DBT has been proven effective in reducing suicide risks in people with BPD. In one such study, published in JAMA Psychiatry, researchers found that people who had DBT were half as likely to make a suicide attempt than were people who did not get the therapy. This is a remarkable outcome, and it demonstrates why clinicians might lean on DBT for people with BPD.
Use in Addiction
People with BPD can, and often do, choose to self-medicate with substances of abuse. When they do, they can develop addictions that are complicated by the presence of that mental illness. These people can get better, but they might need specialized approaches to get there.

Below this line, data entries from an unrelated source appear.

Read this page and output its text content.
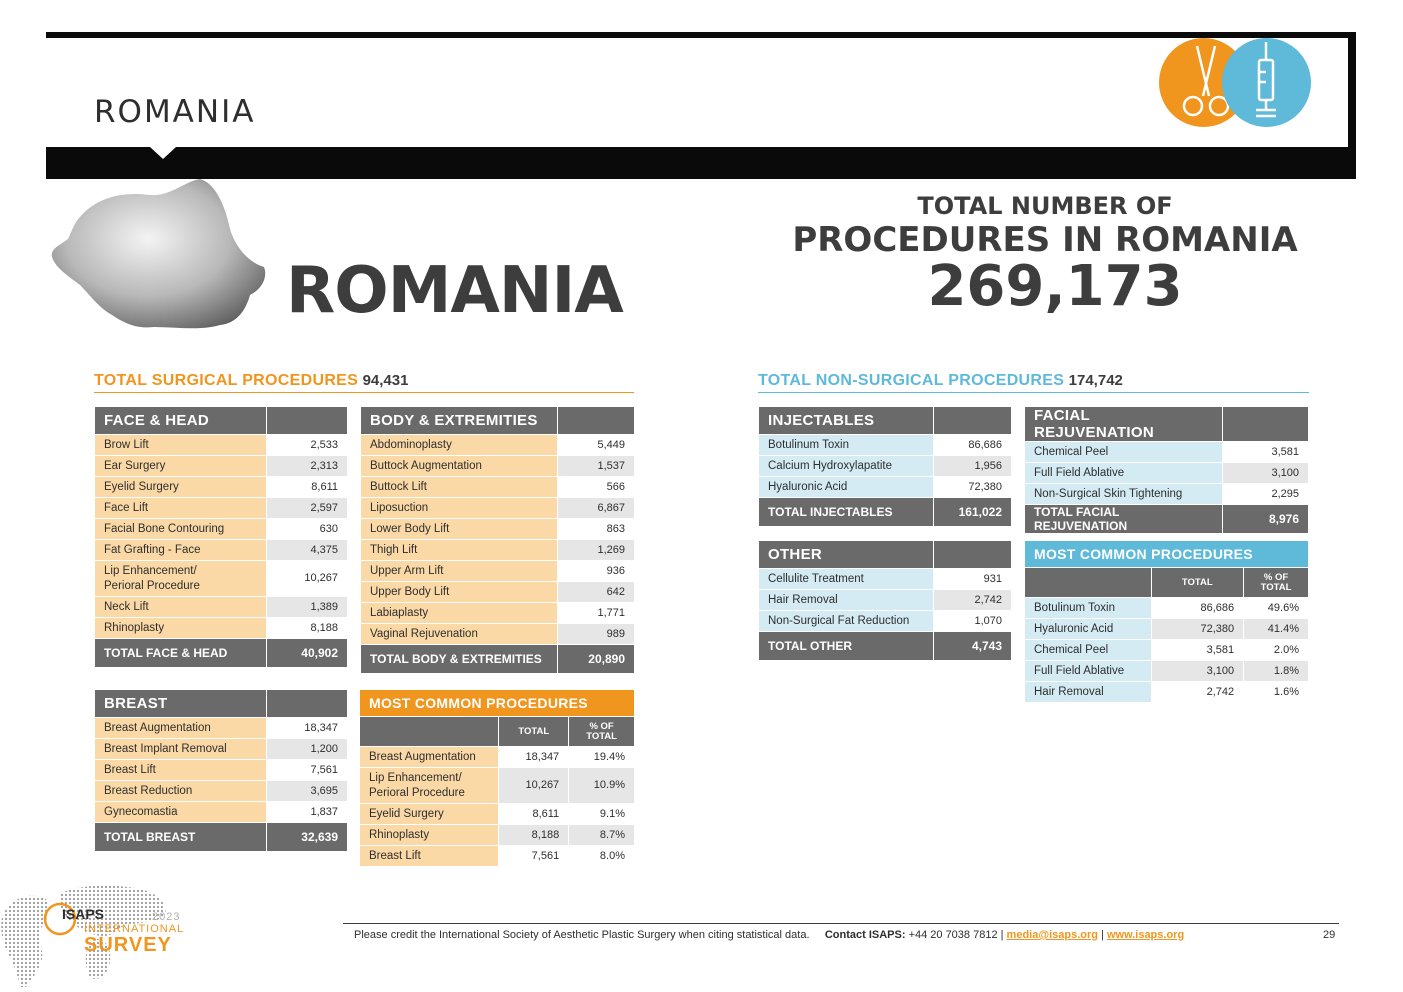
ROMANIA
ROMANIA
TOTAL NUMBER OF
PROCEDURES IN ROMANIA
269,173
TOTAL SURGICAL PROCEDURES 94,431
FACE & HEAD	
Brow Lift	2,533
Ear Surgery	2,313
Eyelid Surgery	8,611
Face Lift	2,597
Facial Bone Contouring	630
Fat Grafting - Face	4,375
Lip Enhancement/
Perioral Procedure	10,267
Neck Lift	1,389
Rhinoplasty	8,188
TOTAL FACE & HEAD	40,902
BODY & EXTREMITIES	
Abdominoplasty	5,449
Buttock Augmentation	1,537
Buttock Lift	566
Liposuction	6,867
Lower Body Lift	863
Thigh Lift	1,269
Upper Arm Lift	936
Upper Body Lift	642
Labiaplasty	1,771
Vaginal Rejuvenation	989
TOTAL BODY & EXTREMITIES	20,890
BREAST	
Breast Augmentation	18,347
Breast Implant Removal	1,200
Breast Lift	7,561
Breast Reduction	3,695
Gynecomastia	1,837
TOTAL BREAST	32,639
MOST COMMON PROCEDURES		
	TOTAL	% OF
TOTAL
Breast Augmentation	18,347	19.4%
Lip Enhancement/
Perioral Procedure	10,267	10.9%
Eyelid Surgery	8,611	9.1%
Rhinoplasty	8,188	8.7%
Breast Lift	7,561	8.0%
TOTAL NON-SURGICAL PROCEDURES 174,742
INJECTABLES	
Botulinum Toxin	86,686
Calcium Hydroxylapatite	1,956
Hyaluronic Acid	72,380
TOTAL INJECTABLES	161,022
FACIAL REJUVENATION	
Chemical Peel	3,581
Full Field Ablative	3,100
Non-Surgical Skin Tightening	2,295
TOTAL FACIAL REJUVENATION	8,976
OTHER	
Cellulite Treatment	931
Hair Removal	2,742
Non-Surgical Fat Reduction	1,070
TOTAL OTHER	4,743
MOST COMMON PROCEDURES		
	TOTAL	% OF
TOTAL
Botulinum Toxin	86,686	49.6%
Hyaluronic Acid	72,380	41.4%
Chemical Peel	3,581	2.0%
Full Field Ablative	3,100	1.8%
Hair Removal	2,742	1.6%
ISAPS	2023
INTERNATIONAL
SURVEY	Please credit the International Society of Aesthetic Plastic Surgery when citing statistical data. Contact ISAPS: +44 20 7038 7812 | media@isaps.org | www.isaps.org	29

DBT can work wonderfully well for people like this.
In one such study of effectiveness, published in Addiction Science and Clinical Practice, researchers found that people with addictions and BPD were much more likely to stay in treatment if they got DBT. Of those who got DBT, 64 percent stayed in care, while only 27 percent of people who did not get DBT stayed in care. The people who got DBT were much more likely to reduce their drug use, and they kept those gains at the 16-month follow-up mark. These are amazing changes, and they are available to people who have addictions without BPD, too.
Some of the lessons taught as part of the DBT package could be of great use to people who have a long history of addiction. For example, in a study of people enrolling in addiction care, published in the Journal of Global Drug Policy and Practice, researchers found that 58.3 percent of the families of people enrolling in care reported that the person they loved had difficulty in asking for help. These people clearly needed help in order to overcome the addiction, but they did not know whom to turn to. The interpersonal effectiveness module of DBT could be vital in helping people like this learn how to ask for assistance from others in a way that is polite, appropriate, and likely to be successful.

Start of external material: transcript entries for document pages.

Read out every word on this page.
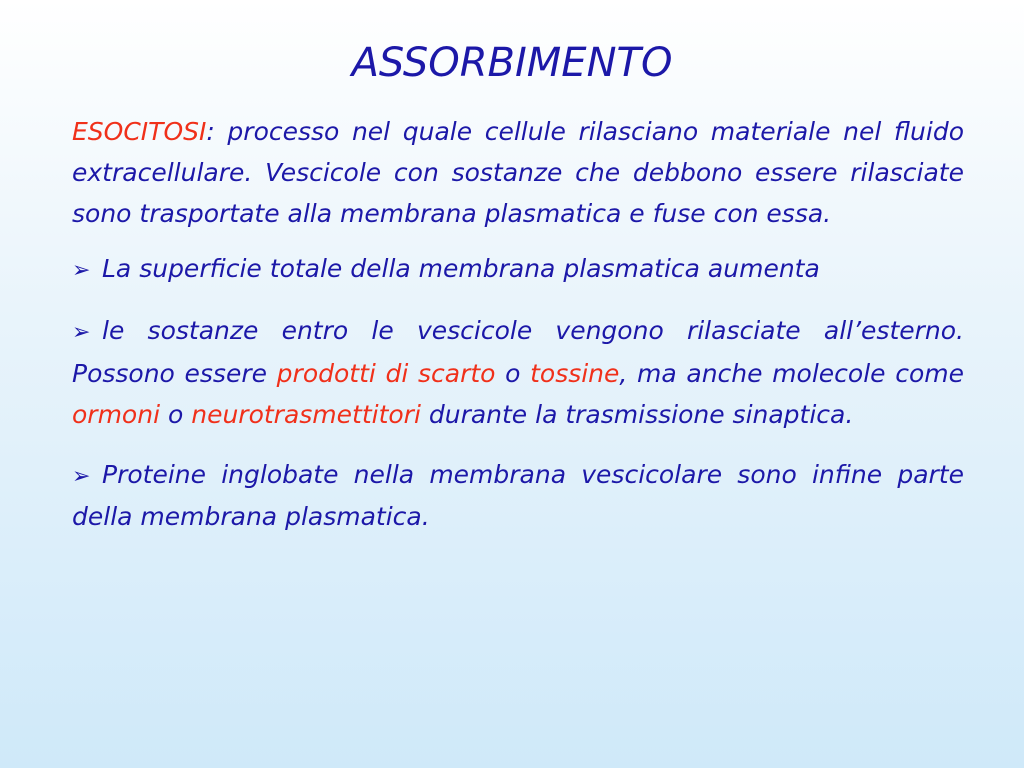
ASSORBIMENTO

ESOCITOSI: processo nel quale cellule rilasciano materiale nel fluido extracellulare. Vescicole con sostanze che debbono essere rilasciate sono trasportate alla membrana plasmatica e fuse con essa.

➢ La superficie totale della membrana plasmatica aumenta

➢ le sostanze entro le vescicole vengono rilasciate all’esterno. Possono essere prodotti di scarto o tossine, ma anche molecole come ormoni o neurotrasmettitori durante la trasmissione sinaptica.

➢ Proteine inglobate nella membrana vescicolare sono infine parte della membrana plasmatica.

This back-to-basics approach could help people with addictions to simply feel better about everything happening with their bodies, and that could help them to avoid another trigger to use drugs.
Finally, DBT focuses on making small changes one step at a time. Rather than feeling as though they need to stop using all drugs for all time, right now, people can make a commitment to stop using drugs for the next five minutes. The goals are very short, and people take those goals as they happen, one day at a time.
This is a thinking that is pervasive in the 12-Step recovery movement, and some people with addictions find it quite helpful. Rather than worrying about how they can get through the next 10 years without even one hit of drugs, they can focus on the minutes that are right in front of them. Doing so could bring about very real and persistent changes down the line.
If DBT is part of the treatment program, people enrolling in care can do a little advanced work in order to prepare. Often, that work involves thinking about being open, honest, and realistic as therapy progresses. The more people share, even if it seems unpleasant, the more they might benefit. Any advanced work people can do to open their minds and hearts before therapy is bound to be beneficial when the treatments begin.